Every airline employs a cadre of fare revenue managers. These are the folks who adjust airfares throughout the day, depending on route, season, demand, supply and other factors. They're a notoriously tight-lipped bunch, but, on condition of anonymity, we got one to explain how the fare game works.
Is there a best time of the day or best day of the week to buy airline tickets?
No. We constantly read stories from pundits who proclaim that Tuesday nights are the best or Saturday at midnight is the lowest time for airfares, but that is not entirely true. Each airline loads fares at different times of the day every day. To say that there is one time of the day or one day of the week that is better than another is false.
Plus, fares are so dynamic since they are based on market conditions and the actual number of passengers who are currently booked on a specific flight that they can change rapidly at any time. Many airlines tend to announce sales on a Monday leading other airlines to match certain fares the following day, but this is not a hard and fast rule. It truly varies from airline to airline.
What is your role as a revenue manager?
Each airline has a complex computer system based on algorithms that can maximize the profit on each flight based on the types of fares offered on that specific flight. On one flight, there could be as many as two dozen different fares based on different factors such as advance purchase or how many days you stay at the destination. The computer knows that, by releasing (for example) 5 seats at a very low price, 10 seats at a slightly higher price and 20 seats at a slightly higher price, it can maximize revenue as the flight fills up.
On a full flight, we no longer want to offer that el-cheapo fare because it is based on supply and demand. The computer adjusts fares all the way up until the departure time, but as a revenue manager, I can go in and adjust things based on information that the computer may not know. For example, are there specific events taking place at a destination? Are there certain conditions at the departure airport that will allow more than the desired amount of seats to go empty such as weather?
Do airfares really change four times a day?

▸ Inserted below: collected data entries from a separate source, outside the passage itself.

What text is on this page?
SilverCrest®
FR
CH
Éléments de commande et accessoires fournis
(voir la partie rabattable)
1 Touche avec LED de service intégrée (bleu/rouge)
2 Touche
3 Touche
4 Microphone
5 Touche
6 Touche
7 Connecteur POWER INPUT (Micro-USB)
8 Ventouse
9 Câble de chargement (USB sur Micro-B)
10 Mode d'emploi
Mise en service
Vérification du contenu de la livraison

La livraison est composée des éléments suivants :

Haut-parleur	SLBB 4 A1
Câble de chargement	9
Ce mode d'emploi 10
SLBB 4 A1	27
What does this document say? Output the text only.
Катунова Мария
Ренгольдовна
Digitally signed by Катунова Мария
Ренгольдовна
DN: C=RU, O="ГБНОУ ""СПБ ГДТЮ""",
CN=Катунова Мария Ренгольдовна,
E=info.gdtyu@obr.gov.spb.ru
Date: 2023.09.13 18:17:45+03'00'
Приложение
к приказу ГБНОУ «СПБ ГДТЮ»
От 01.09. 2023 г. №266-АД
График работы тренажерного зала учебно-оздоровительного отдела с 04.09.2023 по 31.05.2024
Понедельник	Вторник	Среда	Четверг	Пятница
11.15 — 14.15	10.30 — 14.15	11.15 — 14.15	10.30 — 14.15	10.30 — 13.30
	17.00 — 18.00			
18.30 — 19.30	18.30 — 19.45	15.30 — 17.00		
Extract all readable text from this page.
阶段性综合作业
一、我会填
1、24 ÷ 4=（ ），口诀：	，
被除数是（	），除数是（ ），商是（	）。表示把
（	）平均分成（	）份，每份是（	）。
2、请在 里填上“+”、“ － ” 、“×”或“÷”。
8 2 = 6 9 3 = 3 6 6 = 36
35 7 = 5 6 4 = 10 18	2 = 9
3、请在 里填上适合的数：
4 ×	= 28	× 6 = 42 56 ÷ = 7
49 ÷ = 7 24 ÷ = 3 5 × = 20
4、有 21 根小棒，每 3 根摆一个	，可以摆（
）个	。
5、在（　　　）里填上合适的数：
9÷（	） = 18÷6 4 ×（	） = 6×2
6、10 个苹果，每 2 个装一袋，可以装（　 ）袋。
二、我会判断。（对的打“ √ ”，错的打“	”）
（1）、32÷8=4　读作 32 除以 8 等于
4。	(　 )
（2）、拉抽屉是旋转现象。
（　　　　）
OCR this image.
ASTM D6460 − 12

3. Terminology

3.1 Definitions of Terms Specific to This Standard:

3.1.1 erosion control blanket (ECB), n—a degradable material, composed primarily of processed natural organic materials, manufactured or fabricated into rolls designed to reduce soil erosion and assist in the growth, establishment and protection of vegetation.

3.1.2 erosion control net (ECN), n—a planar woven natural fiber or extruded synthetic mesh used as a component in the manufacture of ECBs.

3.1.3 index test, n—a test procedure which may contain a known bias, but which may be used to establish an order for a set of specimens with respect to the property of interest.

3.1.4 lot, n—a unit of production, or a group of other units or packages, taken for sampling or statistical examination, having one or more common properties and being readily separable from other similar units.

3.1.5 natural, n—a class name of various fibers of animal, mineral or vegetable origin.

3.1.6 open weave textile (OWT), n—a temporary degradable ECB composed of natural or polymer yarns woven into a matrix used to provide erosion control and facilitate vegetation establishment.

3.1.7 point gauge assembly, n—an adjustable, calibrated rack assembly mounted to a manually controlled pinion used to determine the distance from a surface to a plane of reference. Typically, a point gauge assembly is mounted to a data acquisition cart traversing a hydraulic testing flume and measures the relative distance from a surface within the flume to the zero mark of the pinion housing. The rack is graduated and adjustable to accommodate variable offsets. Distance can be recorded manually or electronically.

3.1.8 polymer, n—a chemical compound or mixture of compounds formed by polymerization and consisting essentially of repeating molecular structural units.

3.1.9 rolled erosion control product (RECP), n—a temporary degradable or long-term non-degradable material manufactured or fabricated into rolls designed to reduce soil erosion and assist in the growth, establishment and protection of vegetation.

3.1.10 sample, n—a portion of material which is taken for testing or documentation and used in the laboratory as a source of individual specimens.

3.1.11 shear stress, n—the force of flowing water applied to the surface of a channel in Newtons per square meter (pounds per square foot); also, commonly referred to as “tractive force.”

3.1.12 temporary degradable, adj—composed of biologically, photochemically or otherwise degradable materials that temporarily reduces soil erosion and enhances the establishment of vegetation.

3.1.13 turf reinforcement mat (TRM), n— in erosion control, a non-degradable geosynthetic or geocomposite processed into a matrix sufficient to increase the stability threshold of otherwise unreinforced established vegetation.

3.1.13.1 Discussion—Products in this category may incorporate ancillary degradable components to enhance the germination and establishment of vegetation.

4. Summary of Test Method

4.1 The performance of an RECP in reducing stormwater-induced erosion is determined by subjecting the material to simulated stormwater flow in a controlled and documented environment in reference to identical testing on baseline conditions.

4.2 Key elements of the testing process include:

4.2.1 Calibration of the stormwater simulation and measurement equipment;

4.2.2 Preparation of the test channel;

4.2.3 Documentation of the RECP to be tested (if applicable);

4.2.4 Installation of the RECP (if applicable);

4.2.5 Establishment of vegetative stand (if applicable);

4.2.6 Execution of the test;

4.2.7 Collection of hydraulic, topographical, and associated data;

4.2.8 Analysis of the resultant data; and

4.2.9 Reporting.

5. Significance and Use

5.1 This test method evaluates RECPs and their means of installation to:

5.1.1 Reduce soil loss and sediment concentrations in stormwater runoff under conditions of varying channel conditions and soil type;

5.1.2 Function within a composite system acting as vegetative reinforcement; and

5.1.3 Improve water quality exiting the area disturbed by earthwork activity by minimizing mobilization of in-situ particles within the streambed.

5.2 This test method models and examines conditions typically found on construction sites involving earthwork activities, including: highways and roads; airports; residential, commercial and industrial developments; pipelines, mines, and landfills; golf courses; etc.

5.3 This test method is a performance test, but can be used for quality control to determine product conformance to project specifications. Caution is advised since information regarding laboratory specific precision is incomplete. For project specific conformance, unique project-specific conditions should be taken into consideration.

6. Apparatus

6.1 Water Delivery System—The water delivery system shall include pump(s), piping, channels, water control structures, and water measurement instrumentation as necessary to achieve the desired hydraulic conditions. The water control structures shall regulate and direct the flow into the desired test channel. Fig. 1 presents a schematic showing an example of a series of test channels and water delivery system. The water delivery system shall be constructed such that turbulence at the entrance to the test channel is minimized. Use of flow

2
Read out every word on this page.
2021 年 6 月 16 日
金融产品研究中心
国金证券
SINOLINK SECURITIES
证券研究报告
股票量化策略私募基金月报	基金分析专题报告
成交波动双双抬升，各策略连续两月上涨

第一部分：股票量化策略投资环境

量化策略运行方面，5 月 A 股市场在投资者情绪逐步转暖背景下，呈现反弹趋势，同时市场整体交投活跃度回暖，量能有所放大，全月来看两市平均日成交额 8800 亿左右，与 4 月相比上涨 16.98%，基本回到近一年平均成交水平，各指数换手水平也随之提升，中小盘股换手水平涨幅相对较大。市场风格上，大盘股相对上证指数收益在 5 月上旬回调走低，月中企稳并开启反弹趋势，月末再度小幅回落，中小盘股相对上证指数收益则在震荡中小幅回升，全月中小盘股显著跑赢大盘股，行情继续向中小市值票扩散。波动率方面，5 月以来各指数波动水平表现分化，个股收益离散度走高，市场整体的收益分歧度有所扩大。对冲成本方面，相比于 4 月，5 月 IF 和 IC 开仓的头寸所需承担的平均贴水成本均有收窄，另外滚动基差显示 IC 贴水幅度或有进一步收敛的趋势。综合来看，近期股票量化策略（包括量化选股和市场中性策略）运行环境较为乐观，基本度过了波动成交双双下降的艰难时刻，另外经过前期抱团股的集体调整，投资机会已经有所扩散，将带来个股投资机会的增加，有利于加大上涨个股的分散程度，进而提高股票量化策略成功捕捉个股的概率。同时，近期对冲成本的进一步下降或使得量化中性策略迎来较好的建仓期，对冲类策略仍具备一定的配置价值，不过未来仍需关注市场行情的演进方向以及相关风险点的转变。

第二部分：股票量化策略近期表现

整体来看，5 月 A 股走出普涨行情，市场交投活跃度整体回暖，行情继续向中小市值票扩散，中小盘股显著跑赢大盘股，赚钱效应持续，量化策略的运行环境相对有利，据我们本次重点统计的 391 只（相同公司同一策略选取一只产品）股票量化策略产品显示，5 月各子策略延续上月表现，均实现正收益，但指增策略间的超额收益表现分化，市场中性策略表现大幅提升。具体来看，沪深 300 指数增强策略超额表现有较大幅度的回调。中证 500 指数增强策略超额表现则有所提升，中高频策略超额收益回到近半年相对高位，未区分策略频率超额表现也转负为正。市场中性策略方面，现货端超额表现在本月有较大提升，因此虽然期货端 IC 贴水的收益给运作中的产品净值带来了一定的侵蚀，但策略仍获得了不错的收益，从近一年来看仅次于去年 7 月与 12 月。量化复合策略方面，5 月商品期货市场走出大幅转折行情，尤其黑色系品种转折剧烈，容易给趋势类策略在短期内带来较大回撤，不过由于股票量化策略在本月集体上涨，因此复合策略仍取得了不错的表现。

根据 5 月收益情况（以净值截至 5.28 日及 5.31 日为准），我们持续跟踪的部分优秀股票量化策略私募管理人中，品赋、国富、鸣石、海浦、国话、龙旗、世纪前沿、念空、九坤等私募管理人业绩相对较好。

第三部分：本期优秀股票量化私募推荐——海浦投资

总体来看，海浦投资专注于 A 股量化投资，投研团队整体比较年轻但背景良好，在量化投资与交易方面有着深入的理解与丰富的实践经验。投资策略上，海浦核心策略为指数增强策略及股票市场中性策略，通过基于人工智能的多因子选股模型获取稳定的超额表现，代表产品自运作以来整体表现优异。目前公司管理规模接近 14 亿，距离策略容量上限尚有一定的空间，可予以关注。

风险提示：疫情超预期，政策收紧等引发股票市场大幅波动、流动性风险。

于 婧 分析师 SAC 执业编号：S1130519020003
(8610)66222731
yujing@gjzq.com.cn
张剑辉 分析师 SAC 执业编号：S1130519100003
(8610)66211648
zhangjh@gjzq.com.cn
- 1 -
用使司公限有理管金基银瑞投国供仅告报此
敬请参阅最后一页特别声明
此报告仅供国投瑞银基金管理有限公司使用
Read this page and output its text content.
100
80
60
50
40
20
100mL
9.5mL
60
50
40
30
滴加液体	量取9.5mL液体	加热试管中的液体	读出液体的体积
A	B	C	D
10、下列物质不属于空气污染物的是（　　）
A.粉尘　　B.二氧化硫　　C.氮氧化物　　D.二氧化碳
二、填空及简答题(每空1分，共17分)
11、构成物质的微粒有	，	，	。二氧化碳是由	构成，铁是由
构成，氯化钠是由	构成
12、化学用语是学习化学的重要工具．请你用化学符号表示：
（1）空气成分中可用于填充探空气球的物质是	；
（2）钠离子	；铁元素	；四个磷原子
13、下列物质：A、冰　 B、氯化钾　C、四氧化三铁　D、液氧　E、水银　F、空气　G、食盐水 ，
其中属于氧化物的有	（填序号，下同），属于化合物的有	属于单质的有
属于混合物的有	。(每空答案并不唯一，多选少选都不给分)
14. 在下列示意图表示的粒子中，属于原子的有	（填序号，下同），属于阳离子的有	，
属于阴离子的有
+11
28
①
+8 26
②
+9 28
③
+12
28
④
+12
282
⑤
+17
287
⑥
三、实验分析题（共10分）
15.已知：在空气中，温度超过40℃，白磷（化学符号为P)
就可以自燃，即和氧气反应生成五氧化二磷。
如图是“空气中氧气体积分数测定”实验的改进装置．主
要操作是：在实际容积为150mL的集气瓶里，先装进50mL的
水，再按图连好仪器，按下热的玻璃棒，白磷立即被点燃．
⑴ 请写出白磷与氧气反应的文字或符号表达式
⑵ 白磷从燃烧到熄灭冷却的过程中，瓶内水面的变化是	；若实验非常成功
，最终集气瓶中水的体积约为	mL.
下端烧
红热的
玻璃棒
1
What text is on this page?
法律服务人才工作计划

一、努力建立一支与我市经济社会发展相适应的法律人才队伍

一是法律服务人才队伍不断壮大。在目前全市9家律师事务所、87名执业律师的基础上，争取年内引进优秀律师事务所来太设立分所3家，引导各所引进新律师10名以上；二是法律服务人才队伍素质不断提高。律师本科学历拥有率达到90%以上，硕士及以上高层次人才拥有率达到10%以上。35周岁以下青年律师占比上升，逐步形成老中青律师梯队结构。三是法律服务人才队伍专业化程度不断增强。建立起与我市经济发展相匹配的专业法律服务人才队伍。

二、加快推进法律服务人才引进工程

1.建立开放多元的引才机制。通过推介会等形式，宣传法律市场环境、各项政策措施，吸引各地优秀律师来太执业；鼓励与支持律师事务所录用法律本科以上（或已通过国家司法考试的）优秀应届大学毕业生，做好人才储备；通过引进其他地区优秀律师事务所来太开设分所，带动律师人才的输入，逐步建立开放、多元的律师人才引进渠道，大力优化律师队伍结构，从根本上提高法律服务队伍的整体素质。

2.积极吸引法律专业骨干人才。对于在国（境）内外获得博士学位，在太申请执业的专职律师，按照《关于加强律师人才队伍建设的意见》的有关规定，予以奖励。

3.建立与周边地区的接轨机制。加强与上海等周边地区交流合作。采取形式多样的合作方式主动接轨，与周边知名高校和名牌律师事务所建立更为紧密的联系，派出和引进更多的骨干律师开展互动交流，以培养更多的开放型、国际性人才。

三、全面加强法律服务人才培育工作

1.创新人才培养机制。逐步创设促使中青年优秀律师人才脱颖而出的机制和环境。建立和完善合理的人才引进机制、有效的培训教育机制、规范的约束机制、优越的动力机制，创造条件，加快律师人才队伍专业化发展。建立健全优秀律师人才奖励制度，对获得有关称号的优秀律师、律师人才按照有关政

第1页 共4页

Yes and no. Some of them change that often -- especially on high-trafficked routes -- but most of the time you will see the same fares for a few days unless they sell out. The biggest changes happen at 21 days, 14 days, 10 days, 7 days and 4 days, typically when advance purchase restrictions knock fares up a notch. Domestic fares can change four times a day. International fares can change hourly, but again won't necessarily adjust that often unless there's a lot of traffic on that specific route. The majority of fare changes happen because people are purchasing up inventory or the advance purchase restrictions are kicking in.
Why is it that sometimes I can wait until the last minute and find a cheap fare, but other times the fare goes up?
Well, most of the time the fare will go up because the flight will be filling up or the advance purchase restrictions will be kicking in. But on routes with significant competition -- New York to Los Angeles for example -- airlines may have sales or "dump seats" at the last minute to fill the plane if it's not particularly full. It also depends on the day of the week. Tuesday, Wednesday and Saturday are often the cheapest days to fly because we carry fewer business passengers those days.
Why do airlines advertise sales and then I can never find the tickets available at the stated price?
When an airline puts seats on sale, not every item in the store is for sale, just a percentage. Plus, not every flight on a given route may offer seats for sale. A popular 6 p.m. flight may not have anything on sale since people are willing to pay full price for it whereas the early bird 5 a.m. flight may have more seats on sale. When airfares go down, jump on it. The limited capacity of seats will dwindle as time passes.
Why are there so few award seats out there? Each time I try to use my miles, I can't.
This is really a false assumption. There are a lot of award seats out there. We often give away 10-15 percent of our seats as award seats. We are operating a business, and our shareholders wouldn't like it if we passed on top-line revenue. If you are flexible with dates or flight times, there are lots of award seats out there. If a flight is not filling up as we may expect, we can open up award availability as the departure date approaches.
Who is more profitable to you: a connecting passenger or a nonstop passenger?
That's a complicated question. Let's say Jack is taking a nonstop flight from Miami to Los Angeles. He will probably pay a slightly higher fare to take that nonstop flight than Jill who is flying Miami to LA via Atlanta. So in that respect, he is more profitable. He also is easier to handle because the airline does not have to carry him on two flights, connect his bags, serve him drinks twice, handle him at our hub lounges, etc.
However, in another example like Atlanta-Miami, it may be more profitable for us to carry someone from Los Angeles to Miami via Atlanta than carry them just from Atlanta to Miami where we have heavy competition and very discounted fares. You may think that is strange since Atlanta to Miami is a shorter flight. It depends on competition and the length of the route.